As an alternative to the use of a blank space in the " NO-UNDO" in the above parserNodeCreate statement (to position appropriate white space before the new text), the new hidden token function parserHiddenAddToFront could have been used as follows:
  parserNodeCreate(newNode, "NOUNDO", "NO-UNDO").  /* no space */
  parserSetNodeNextSibling(likeNode, newNode). 
  parserSetNodeNextSibling(newNode, periodNode). 
  parserHiddenAddToFront(newNode, "WS", " ").

Example: Deleting Nodes

Given this statement:

    DEFINE SHARED VARIABLE sCustomer LIKE customer.name NO-UNDO.
it is simple to remove the SHARED. First, store the handle to the DEFINE node. Then, store the handle to the VARIABLE node. Lastly, use parserSetNodeFirstChild to make the VARIABLE the first child of the DEFINE. This will bring along all of the siblings of VARIABLE such as sCustomer and LIKE. This will also displace the SHARED node. If the SHARED is not reattached to the tree, (and it won't be, since we didn't save its handle) it will be omitted when the tree is written out.

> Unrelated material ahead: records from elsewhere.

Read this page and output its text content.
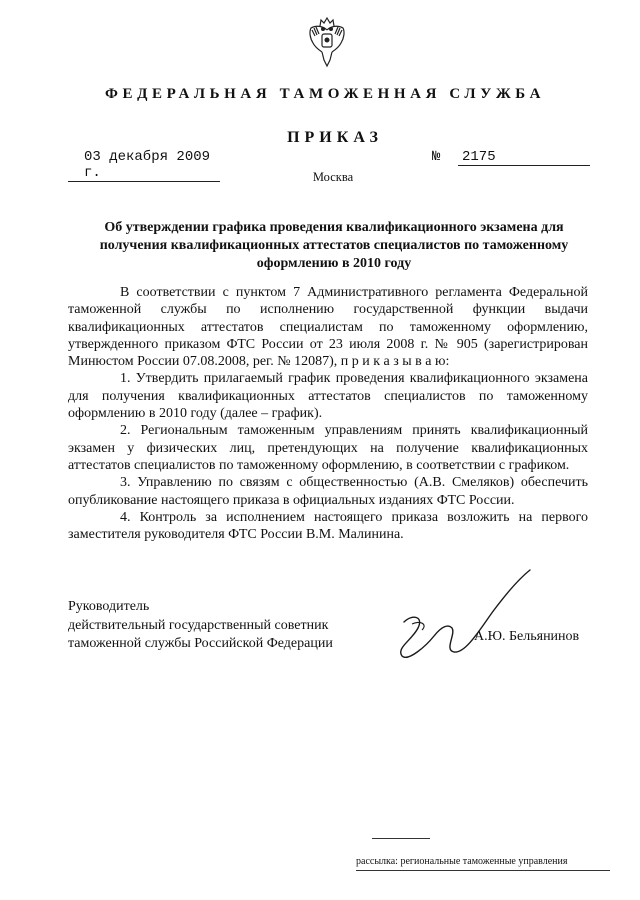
ФЕДЕРАЛЬНАЯ ТАМОЖЕННАЯ СЛУЖБА
ПРИКАЗ
03 декабря 2009 г.
№ 2175
Москва
Об утверждении графика проведения квалификационного экзамена для получения квалификационных аттестатов специалистов по таможенному оформлению в 2010 году

В соответствии с пунктом 7 Административного регламента Федеральной таможенной службы по исполнению государственной функции выдачи квалификационных аттестатов специалистам по таможенному оформлению, утвержденного приказом ФТС России от 23 июля 2008 г. № 905 (зарегистрирован Минюстом России 07.08.2008, рег. № 12087), п р и к а з ы в а ю:

1. Утвердить прилагаемый график проведения квалификационного экзамена для получения квалификационных аттестатов специалистов по таможенному оформлению в 2010 году (далее – график).

2. Региональным таможенным управлениям принять квалификационный экзамен у физических лиц, претендующих на получение квалификационных аттестатов специалистов по таможенному оформлению, в соответствии с графиком.

3. Управлению по связям с общественностью (А.В. Смеляков) обеспечить опубликование настоящего приказа в официальных изданиях ФТС России.

4. Контроль за исполнением настоящего приказа возложить на первого заместителя руководителя ФТС России В.М. Малинина.

Руководитель
действительный государственный советник
таможенной службы Российской Федерации	А.Ю. Бельянинов
рассылка: региональные таможенные управления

Depending on the tree structure for the statement you are modifying, it may be necessary to use parserSetNodeNextSibling instead of parserSetNodeFirstChild.

Example: Moving Nodes

The program:

    def   var A as char init "A" no-undo. 
    defi  var B as char init "B" no-undo. 
    defin var C as char init "C" no-undo. 

    display A B C. 
If, for example, you want to move the third define, defin var C, to be the first of the three define statements and push the other two defines down, the order in which the steps are performed is very important. The four steps to accomplish this are:
  1. Save the handles of the nodes to be moved, the nodes being displaced, and the nodes representing the new attachment points. In this case, save handles to the defin of defin var C being moved, to the def of def var A being displaced, and to the display of display A B C. which is also going to be displaced. We will also need the handle of the defi of defi var B as we will need to attach the display after it. (In this example, we actually need handles to all of the statements).

  2. Use parserSetNodeFirstChild to move the defin (and its children and siblings) up to be the first child of the Program_root node (which is found by using parserNodeTop ). This will bring along the sibling node display and its children, and will detach/displace the def node (the former first child of the Program_root), def's children, its sibling defi and defi's children. At this point, the tree looks like:
       Program_root
    
    defin var C...
    display...
    Program_tail
    and def and its sibling defi are loose nodes.

  3. Next, use parserSetNodeNextSibling to move the def node to be the next sibling of the defin node, which reattaches the def node back into the tree. This will bring along its children, sibling node defi and defi's children, and will detach the display node and its children. At this point, the tree looks like:
       Program_root
    
    defin var C...
    def var A...
    defi var B...
    Program_tail
    and display is a loose node.

  4. Lastly, use parserSetNodeNextSibling to move the display node to be the next sibling of the defi node, which reattaches the display node back into the tree. This will bring along display's children.
    At this point, the tree looks like:
       Program_root
    
    defin var C...
    def var A...
    defi var B...
    display...
    Program_tail
    and there are no more loose nodes, so we're finished.
When written out, the revised program looks like:
    defin var C as char init "C" no-undo. 
    def   var A as char init "A" no-undo. 
    defi  var B as char init "B" no-undo. 

    display A B C. 
The above may sound complicated, but after the nodes are saved, steps 2-4 just look like this:
    parserSetNodeFirstChild(topNode,oldChild3).     /* defin C becomes first define */
    parserSetNodeNextSibling(oldChild3,oldChild1).  /* def A becomes second define  */
    parserSetNodeNextSibling(oldChild2,oldChild4).  /* display follows defi B       */